The last politician in Taiwan who encourage this kind of divisive and confrontational behavior under a guise of "democracy" was Chen Shui-bian. He ended up convicted of embezzling hundreds of millions from the people of Taiwan. It was a solid case with the US Department of Justice, Singaporean, Swiss and many other law enforcement agencies aiding in the investigation and providing evidence.

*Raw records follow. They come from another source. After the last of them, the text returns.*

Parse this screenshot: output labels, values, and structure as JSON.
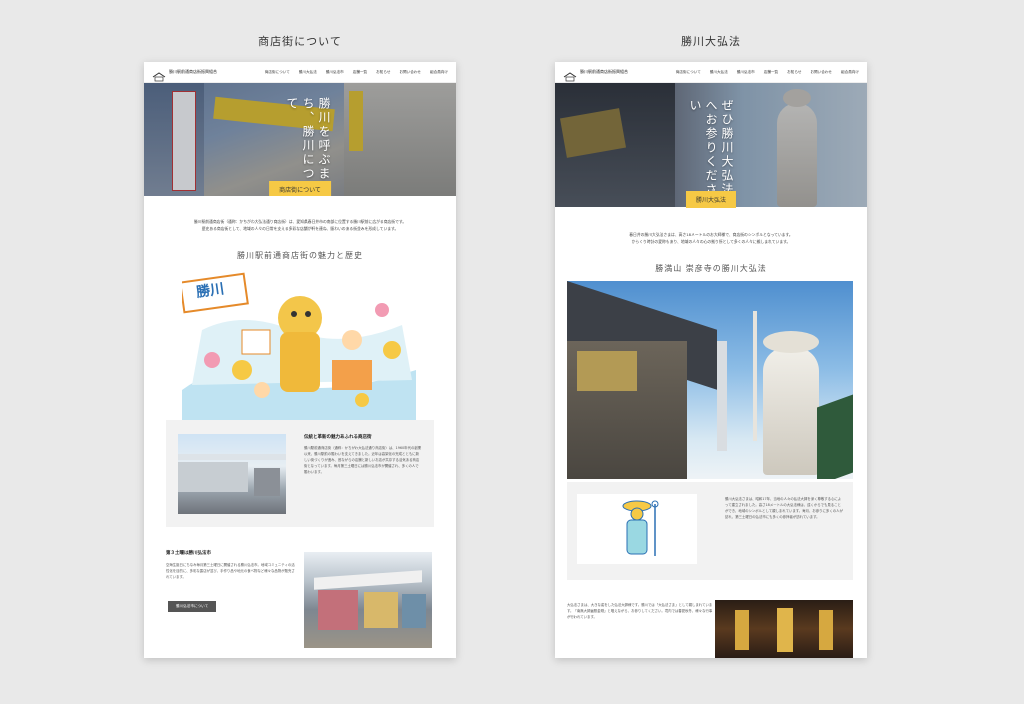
{
  "panels": {
    "left_title": "商店街について",
    "right_title": "勝川大弘法"
  },
  "left": {
    "header": {
      "logo_text": "勝川駅前通商店街振興組合",
      "nav": [
        "商店街について",
        "勝川大弘法",
        "勝川弘法市",
        "店舗一覧",
        "お知らせ",
        "お問い合わせ",
        "組合員向け"
      ]
    },
    "hero": {
      "vertical_text": "勝川を呼ぶまち、勝川について",
      "label": "商店街について",
      "sign_text": "勝川"
    },
    "intro": [
      "勝川駅前通商店街（通称：かちがわ大弘法通り商店街）は、愛知県春日井市の南部に位置する勝川駅前に広がる商店街です。",
      "歴史ある商店街として、地域の人々の日常を支える多彩な店舗が軒を連ね、賑わいのある街並みを形成しています。"
    ],
    "section_title": "勝川駅前通商店街の魅力と歴史",
    "illustration_sign": "勝川",
    "card1": {
      "heading": "伝統と革新の魅力あふれる商店街",
      "body": "勝川駅前通商店街（通称：かちがわ大弘法通り商店街）は、1960年代の創業以来、勝川駅前の賑わいを支えてきました。近年は高架化の完成とともに新しい街づくりが進み、昔ながらの店舗と新しいお店が共存する活気ある商店街となっています。毎月第三土曜日には勝川弘法市が開催され、多くの人で賑わいます。"
    },
    "card2": {
      "heading": "第３土曜は勝川弘法市",
      "body": "空海生誕日にちなみ毎月第三土曜日に開催される勝川弘法市。地域コミュニティの活性化を目的に、多彩な露店が並び、手作り品や地元の食べ物など様々な品物が販売されています。",
      "button": "勝川弘法市について"
    }
  },
  "right": {
    "header": {
      "logo_text": "勝川駅前通商店街振興組合",
      "nav": [
        "商店街について",
        "勝川大弘法",
        "勝川弘法市",
        "店舗一覧",
        "お知らせ",
        "お問い合わせ",
        "組合員向け"
      ]
    },
    "hero": {
      "vertical_text": "ぜひ勝川大弘法へお参りください",
      "label": "勝川大弘法"
    },
    "intro": [
      "春日井の勝川大弘法さまは、高さ18メートルのお大師様で、商店街のシンボルとなっています。",
      "からくり時計の愛称もあり、地域の人々の心の拠り所として多くの人々に親しまれています。"
    ],
    "section_title": "勝満山 崇彦寺の勝川大弘法",
    "card": {
      "body": "勝川大弘法さまは、昭和17年、当地の人々の弘法大師を深く尊敬する心によって建立されました。高さ18メートルの大弘法様は、遠くからでも見ることができ、地域のシンボルとして親しまれています。毎月、お参りに多くの人が訪れ、第三土曜日の弘法市にも多くの参拝者が訪れています。"
    },
    "bottom_text": "大弘法さまは、大きな姿をした弘法大師様です。勝川では「大弘法さま」として親しまれています。「南無大師遍照金剛」と唱えながら、お参りしてください。境内では春夏秋冬、様々な行事が行われています。"
  }
}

It is pretty clear that what is going on is fanned by DPP politicians with personal gain, not the welfare of ordinary Taiwanese, in mind.
gugupang
Do not believe what you have seen on main-stream media. Police blocked the reporters out side before they start their violent attack on unarmed civilians. The journalist association has published a statement condemning the violation of journalists' right. People tried to upload videos of police's violent acts but most of the videos were deleted right away. The police assault the unarmed civilians on their heads, kick and punch people even when they are down on the ground.... The police also refused to let the medical team members and lawyers to help, and even attacked one of the doctor and also a journalist. The police attacked indiscriminately on everyone including women and elderlies. It is clear that the police had abused their power which should be condemned by all people no matter you support or disprove the trade deal.
shouken
How did the students get into the legislative council in the first place if they did not use violence?
brahardja
Watched the event live yesterday in Taipei. The police were very professional in handling the situation. Only using necessary force after giving the demonstrators more than enough warnings to leave the area. Even when they forcibly remove the ones laying down, they gave them a last chance to move away by patting them and asking them to leave before using force to remove them. What the demonstrators (students AND DPP members) did were simply illegal and not what democracy is all about. People elected these legislators to pass laws for them in the parliament. If they are not doing a good job then elect someone else during the next elections! If such actions persists than Taiwan is really no different than Thailand, where the minority in the government chooses to use demonstrations and riots to disrupt the government. The KMT government has shown restraint in trying to resolve the matter peacefully when the students illegally occupied the parliament. They crossed the line further when they decide to occupy the government HQ.
acheong10
The passionate, yet exploited, youths care for their country. But not by the way of shutting down the government. For the people who are supportive of the protest, please count the number of mobile devices, PCs/Laptops, TVs, and other appliances in your households and calculate the percentage of items that are Taiwanese brand. Taiwan businesses do not have the capital reserves as some of its neighboring countries do and these businesses need all the support they can get from Taiwan's 23M population, which is half that of South Korea, one-sixth that of Japan, and a fraction comparing to that of mainland China. Taiwan companies struggles to gain success overseas, strategies aside, because such ventures are capital intensive.
The trade agreement does not prevent Taiwan from growing its businesses in the Americas, Europe, ASEAN, and other markets. If Taiwan's citizens are concerned with economic reliance on China and other consequences, then support Taiwan's businesses so they may grow overseas, innovate, and gain more leverage. HTC has 35.4% market share of the smartphone market in its own turf and the company is ailing. Be concerned with that.
Taiwan's past leadership squandered two decades of opportunities and its competitive advantage is eroding. Politics and policies aside, the people need to learn from it. The Asian Tigers are a term of the past. Some of these tigers have propelled themselves to the next phase of development. Taiwan needs to do the same.
mh0908
May Peace Prevail On Earth.
kongshan2047
If the public do not like any policy of the KMT then it is up to them to vote the KMT out of office in the next election. This is democracy. But to occupy the legislative assembly in order to prevent the law going through is the act of rascals.